You can see a copy of the parameter json on the job results page. Below, we show the top of a job results page. Click on the Parameters bar to expand it and see the JSON string for the parameters.
The JSON string from the above job is shown below.:
{
"contigs": null,
"srr_ids": null,
"output_file": "Seminar.Reads.4.19",
"skip_indexing": "0",
"output_path": "/parrello@patricbrc.org/home/Experiments",
"genome_group": "Seminar.Reads.4.19",
"paired_end_libs": [
"/rastuser25@patricbrc.org/Binning.Webinar/SRS014683_extract.1.fq",
"/rastuser25@patricbrc.org/Binning.Webinar/SRS014683_extract.2.fq"
]
}
Here the input is a pair of paired-end read files.
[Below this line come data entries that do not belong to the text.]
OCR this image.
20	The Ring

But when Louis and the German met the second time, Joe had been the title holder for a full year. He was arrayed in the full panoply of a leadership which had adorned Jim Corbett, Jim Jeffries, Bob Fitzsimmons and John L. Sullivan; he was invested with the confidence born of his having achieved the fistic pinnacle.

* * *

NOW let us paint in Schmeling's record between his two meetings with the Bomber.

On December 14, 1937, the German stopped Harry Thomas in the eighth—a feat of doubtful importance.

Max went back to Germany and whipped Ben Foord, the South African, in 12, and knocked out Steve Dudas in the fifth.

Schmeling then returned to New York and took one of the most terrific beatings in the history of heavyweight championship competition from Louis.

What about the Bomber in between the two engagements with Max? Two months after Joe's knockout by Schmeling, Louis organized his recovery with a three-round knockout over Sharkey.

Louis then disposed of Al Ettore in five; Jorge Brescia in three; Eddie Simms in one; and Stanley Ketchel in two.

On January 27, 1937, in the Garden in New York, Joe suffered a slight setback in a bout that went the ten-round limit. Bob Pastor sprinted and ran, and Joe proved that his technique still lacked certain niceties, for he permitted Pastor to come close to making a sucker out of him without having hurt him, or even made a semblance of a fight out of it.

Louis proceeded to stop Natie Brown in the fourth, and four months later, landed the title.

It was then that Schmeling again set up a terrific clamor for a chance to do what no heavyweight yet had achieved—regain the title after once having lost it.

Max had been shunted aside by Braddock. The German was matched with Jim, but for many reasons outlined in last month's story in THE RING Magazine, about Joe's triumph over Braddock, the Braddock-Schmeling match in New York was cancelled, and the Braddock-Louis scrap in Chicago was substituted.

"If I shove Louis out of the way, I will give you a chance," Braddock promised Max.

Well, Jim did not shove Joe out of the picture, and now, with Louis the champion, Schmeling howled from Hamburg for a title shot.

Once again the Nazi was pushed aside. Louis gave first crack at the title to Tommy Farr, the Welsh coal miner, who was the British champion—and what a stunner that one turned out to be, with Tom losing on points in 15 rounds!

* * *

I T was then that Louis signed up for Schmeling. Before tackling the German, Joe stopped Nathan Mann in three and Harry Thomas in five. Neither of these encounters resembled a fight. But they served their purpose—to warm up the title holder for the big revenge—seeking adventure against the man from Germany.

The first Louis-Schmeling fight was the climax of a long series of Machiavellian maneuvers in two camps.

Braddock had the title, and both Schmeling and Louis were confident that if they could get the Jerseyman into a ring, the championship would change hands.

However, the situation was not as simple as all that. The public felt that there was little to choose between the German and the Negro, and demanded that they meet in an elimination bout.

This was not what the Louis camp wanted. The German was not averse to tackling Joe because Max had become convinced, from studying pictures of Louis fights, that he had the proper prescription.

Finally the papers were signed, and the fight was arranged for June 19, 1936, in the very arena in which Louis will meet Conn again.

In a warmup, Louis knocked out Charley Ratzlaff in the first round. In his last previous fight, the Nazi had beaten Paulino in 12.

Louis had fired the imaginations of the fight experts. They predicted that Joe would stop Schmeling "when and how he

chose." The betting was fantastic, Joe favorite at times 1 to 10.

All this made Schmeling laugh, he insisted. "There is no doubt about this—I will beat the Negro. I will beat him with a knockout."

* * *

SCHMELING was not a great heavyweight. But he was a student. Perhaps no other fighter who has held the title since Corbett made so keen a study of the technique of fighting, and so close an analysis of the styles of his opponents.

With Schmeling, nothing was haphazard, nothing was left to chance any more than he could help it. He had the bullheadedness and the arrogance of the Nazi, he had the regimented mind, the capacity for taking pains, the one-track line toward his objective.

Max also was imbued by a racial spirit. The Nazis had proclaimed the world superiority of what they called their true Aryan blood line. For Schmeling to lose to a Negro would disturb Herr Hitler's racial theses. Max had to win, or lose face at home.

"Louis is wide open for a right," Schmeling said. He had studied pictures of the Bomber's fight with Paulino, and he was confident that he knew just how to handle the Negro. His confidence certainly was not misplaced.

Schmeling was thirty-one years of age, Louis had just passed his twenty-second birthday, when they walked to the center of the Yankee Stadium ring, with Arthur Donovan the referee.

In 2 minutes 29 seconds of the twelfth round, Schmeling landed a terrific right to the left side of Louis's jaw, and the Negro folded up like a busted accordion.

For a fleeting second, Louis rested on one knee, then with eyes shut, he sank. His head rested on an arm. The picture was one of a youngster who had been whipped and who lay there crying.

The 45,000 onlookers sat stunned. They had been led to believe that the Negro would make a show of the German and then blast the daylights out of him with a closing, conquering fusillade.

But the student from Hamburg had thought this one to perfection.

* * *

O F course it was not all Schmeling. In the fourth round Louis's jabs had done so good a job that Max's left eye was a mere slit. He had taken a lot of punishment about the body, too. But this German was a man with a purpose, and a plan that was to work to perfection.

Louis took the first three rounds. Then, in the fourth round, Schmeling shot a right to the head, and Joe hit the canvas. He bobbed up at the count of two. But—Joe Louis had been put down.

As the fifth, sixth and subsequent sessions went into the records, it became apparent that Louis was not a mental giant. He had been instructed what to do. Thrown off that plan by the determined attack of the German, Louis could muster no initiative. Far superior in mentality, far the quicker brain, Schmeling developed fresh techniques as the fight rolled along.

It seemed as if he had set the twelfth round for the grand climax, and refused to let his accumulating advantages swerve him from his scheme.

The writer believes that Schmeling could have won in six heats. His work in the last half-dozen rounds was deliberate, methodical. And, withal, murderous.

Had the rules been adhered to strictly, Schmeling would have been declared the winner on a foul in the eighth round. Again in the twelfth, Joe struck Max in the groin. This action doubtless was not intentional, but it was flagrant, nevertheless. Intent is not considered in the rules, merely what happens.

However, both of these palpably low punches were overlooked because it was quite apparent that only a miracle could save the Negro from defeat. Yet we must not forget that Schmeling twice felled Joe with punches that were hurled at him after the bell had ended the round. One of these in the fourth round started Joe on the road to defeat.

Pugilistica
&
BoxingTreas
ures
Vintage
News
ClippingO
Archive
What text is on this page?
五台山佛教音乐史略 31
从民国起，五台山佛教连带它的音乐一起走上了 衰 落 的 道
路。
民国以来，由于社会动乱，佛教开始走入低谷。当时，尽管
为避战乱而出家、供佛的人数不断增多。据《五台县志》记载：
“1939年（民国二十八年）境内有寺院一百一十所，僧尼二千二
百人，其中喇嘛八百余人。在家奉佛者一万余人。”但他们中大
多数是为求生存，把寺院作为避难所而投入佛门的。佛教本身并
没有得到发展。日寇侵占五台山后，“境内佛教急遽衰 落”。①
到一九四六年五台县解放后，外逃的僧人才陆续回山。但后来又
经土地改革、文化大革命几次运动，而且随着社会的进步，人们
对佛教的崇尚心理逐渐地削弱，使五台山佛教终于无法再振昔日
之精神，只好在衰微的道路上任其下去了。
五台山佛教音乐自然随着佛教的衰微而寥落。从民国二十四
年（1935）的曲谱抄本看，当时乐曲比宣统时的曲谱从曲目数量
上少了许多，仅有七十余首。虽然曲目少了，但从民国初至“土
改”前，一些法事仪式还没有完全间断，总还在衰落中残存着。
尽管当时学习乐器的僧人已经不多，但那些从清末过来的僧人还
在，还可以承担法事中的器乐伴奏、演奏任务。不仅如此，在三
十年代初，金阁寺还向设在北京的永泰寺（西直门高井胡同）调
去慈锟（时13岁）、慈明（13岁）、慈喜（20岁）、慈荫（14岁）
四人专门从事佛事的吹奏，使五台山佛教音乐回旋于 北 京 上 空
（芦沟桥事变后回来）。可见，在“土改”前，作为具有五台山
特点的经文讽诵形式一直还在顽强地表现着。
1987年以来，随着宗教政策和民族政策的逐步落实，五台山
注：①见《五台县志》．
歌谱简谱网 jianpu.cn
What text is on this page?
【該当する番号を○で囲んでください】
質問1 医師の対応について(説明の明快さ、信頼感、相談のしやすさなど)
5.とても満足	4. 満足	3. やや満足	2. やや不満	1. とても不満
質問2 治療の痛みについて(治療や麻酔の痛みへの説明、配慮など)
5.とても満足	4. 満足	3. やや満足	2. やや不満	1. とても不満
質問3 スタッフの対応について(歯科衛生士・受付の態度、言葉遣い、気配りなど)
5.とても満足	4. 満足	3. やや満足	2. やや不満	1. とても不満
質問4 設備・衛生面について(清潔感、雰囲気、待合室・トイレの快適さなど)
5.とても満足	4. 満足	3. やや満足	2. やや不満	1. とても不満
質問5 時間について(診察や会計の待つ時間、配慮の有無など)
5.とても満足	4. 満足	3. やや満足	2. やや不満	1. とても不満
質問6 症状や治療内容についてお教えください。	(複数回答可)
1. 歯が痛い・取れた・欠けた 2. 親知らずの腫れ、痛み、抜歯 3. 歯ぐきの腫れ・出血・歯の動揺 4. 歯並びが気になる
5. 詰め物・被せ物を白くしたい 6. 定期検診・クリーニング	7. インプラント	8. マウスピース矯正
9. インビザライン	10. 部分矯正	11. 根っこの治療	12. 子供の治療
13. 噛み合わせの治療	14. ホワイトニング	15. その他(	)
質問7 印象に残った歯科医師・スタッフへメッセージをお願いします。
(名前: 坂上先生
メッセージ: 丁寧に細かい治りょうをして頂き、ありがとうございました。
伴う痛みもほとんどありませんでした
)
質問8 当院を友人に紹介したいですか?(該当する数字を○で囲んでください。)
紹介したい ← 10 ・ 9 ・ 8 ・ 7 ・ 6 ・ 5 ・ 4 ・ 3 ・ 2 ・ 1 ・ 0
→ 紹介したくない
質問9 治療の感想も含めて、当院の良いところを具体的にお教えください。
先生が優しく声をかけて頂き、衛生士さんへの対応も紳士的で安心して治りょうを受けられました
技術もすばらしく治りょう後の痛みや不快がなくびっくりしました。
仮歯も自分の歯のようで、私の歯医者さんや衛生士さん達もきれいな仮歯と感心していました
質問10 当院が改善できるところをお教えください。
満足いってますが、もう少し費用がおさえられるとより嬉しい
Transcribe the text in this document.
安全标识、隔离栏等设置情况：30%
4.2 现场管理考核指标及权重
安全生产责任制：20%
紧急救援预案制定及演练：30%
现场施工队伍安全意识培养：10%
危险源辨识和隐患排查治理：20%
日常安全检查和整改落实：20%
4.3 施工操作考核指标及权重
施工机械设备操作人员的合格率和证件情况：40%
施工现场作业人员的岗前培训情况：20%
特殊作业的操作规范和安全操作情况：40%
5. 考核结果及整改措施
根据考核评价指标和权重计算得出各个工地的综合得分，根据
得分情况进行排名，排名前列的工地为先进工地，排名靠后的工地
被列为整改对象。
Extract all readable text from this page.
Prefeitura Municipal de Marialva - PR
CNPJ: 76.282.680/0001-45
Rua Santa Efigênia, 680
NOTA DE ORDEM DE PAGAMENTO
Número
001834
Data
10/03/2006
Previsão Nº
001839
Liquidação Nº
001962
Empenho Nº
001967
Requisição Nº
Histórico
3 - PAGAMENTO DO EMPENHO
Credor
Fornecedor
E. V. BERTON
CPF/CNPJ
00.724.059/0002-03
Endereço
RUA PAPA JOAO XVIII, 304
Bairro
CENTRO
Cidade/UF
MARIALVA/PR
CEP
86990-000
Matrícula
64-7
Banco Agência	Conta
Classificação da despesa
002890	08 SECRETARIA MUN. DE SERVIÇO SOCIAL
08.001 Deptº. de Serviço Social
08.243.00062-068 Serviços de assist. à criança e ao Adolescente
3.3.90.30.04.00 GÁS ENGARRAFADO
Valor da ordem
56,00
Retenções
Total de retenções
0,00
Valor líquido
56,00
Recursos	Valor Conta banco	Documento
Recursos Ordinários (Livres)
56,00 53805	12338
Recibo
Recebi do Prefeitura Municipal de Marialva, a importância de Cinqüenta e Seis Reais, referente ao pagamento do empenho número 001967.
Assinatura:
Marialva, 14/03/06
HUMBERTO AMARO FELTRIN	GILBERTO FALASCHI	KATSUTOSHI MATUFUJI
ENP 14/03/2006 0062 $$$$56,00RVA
If contigs were being submitted, paired_end_libs
would be null
and the contig file name would be specified as a string in the contigs
member.
This job is being run by parrello@patricbrc.org
, so the home workspace is parrello@patricbrc.org/home/
.
If we put the above JSON in a file named params.json
, the submit command would be:
appserv-start-app MetagenomeBinning params.json "parrello@patricbrc.org/home/"
The script will respond with a job identifier, and the job will appear in your running-jobs list.